Frustrada a tentativa de solução extrajudicial do conflito, o MPT acionou o Poder Judiciário. Solicitou que a exigência fosse declarada ilegal/inconstitucional e que a autarquia se abstivesse de exigir da Nordeste as certidões negativas de restrições de crédito, de aplicar penalidades contratuais pela não apresentação delas, de promover retaliação direta ou indireta contra vigilantes terceirizados incluídos em cadastros inadimplentes e de condicionar a aceitação desses trabalhadores à apresentação das certidões. Por fim, pediu aplicação de multa de R$ 200 mil em caso de descumprimento e R$ 100 mil para cada trabalhador atingido e indenização por dano moral coletivo de R$ 1 milhão, reversível ao Fundo de Amparo ao Trabalhador (FAT), pela conduta discriminatória.
Os pedidos foram deferidos pelo juízo de primeiro grau, mas o Tribunal Regional do Trabalho da 6ª Região (PE) reformou esse entendimento.
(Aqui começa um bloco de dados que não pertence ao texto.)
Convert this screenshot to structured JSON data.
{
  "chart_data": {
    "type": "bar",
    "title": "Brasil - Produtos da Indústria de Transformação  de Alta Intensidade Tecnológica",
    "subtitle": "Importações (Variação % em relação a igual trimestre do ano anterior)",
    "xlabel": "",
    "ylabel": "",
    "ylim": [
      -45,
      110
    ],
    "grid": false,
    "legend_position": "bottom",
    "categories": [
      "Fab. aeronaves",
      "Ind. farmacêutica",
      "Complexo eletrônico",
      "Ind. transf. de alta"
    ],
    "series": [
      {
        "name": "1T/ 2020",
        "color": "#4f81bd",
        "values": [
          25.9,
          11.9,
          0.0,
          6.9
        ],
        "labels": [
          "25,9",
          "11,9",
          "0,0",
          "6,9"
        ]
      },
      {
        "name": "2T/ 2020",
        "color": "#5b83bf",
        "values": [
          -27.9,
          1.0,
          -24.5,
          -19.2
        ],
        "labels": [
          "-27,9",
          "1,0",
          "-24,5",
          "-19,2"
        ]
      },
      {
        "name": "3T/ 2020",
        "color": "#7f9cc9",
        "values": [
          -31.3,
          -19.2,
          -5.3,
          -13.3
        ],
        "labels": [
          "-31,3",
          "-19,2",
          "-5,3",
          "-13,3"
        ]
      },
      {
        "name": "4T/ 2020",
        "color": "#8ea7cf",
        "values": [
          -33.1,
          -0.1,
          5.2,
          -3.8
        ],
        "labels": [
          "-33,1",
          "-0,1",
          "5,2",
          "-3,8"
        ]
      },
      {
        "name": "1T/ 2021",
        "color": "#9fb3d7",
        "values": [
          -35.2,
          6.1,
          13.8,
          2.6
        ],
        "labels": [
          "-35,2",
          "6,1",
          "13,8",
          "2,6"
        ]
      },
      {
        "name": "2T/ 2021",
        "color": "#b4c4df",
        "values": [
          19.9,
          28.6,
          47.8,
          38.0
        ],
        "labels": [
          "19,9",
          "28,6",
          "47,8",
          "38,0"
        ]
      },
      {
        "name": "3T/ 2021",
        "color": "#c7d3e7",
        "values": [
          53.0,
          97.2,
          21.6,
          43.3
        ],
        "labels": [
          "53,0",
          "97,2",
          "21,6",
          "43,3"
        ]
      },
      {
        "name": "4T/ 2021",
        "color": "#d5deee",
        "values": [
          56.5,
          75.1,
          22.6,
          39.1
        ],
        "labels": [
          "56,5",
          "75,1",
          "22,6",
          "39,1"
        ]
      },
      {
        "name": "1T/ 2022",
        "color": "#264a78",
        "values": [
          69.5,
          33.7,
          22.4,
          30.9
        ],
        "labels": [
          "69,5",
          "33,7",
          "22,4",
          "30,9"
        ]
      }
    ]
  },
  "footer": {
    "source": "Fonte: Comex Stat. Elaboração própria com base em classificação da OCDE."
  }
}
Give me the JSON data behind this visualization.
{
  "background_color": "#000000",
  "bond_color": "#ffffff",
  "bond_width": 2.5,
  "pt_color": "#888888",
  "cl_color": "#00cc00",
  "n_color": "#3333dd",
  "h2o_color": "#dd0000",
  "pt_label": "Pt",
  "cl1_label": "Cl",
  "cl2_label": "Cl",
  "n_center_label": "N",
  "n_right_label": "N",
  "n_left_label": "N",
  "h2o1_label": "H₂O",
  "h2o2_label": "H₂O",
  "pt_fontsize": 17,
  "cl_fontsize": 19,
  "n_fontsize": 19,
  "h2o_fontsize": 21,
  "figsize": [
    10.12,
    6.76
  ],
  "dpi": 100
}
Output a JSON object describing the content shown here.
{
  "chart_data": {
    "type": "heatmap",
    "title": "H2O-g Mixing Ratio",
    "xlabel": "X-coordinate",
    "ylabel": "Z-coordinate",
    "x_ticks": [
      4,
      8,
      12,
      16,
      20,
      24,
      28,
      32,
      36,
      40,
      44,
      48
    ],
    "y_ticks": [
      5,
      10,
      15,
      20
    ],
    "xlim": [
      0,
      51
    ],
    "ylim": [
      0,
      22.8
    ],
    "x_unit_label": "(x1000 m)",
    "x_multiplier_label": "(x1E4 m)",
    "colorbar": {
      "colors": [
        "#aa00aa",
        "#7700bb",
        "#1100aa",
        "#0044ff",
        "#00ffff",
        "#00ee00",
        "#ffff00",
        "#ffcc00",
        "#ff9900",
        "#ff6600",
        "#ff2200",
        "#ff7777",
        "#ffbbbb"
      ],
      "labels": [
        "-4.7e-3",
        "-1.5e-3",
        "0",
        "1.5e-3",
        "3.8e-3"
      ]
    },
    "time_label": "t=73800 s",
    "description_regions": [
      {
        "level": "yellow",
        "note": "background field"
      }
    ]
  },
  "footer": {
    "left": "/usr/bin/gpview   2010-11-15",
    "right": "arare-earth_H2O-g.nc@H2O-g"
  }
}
Para o TRT-PE, embora o artigo 3º, parágrafo 1º da Lei nº 8.666/1993 (Lei das Licitações) proíba a previsão no edital de cláusulas ou condições que frustrem ou restrinjam o caráter competitivo da licitação, a exigência do edital do Bacen não livrava concorrentes em benefício de outros, pois cada empresa participante possui ou possuirá em seu quadro empregados com ou sem restrições nos serviços de proteção ao crédito. A exigência também não foi considerada fator impeditivo para o exercício da profissão, ante a possibilidade de remanejar trabalhadores que não se enquadrassem nas condições exigidas, uma vez que a Nordeste, empresa vencedora do certame, contava com mais de dez mil empregados.
No julgamento do recurso do MPT pelo TST, o advogado do Bacen lembrou do assalto ocorrido na agência do banco em Fortaleza, onde se constatou a participação de vigilantes, o que justificaria, a seu ver, a adoção de tais medidas. O relator, ministro Pedro Paulo Manus, porém, votou no sentido de dar provimento ao recurso.
O principal fundamento adotado pelo relator foi o do livre exercício de qualquer profissão, disposto no artigo 5º, inciso XIII da Constituição da República, atendidas as qualificações profissionais estabelecidas em lei – e o fato de a Lei nº 7.102/1983, que disciplina a função de vigilante, não prever nenhuma restrição ao seu exercício no caso de débito registrado em serviços de proteção ao crédito. Para o ministro Manus, ao criar essa exigência para a contratação de vigilantes o Bacen estabeleceu situação não prevista em lei. "Ora, se o próprio bancário – que lida diretamente com grande quantidade de numerário – não tem restrição para o exercício da profissão, no caso de não pagamento de dívida, muito menos se pode exigir do vigilante que se adeque a requisito totalmente desvinculado da sua atividade-fim", concluiu. A decisão foi por maioria, vencido o ministro Ives Gandra Martins.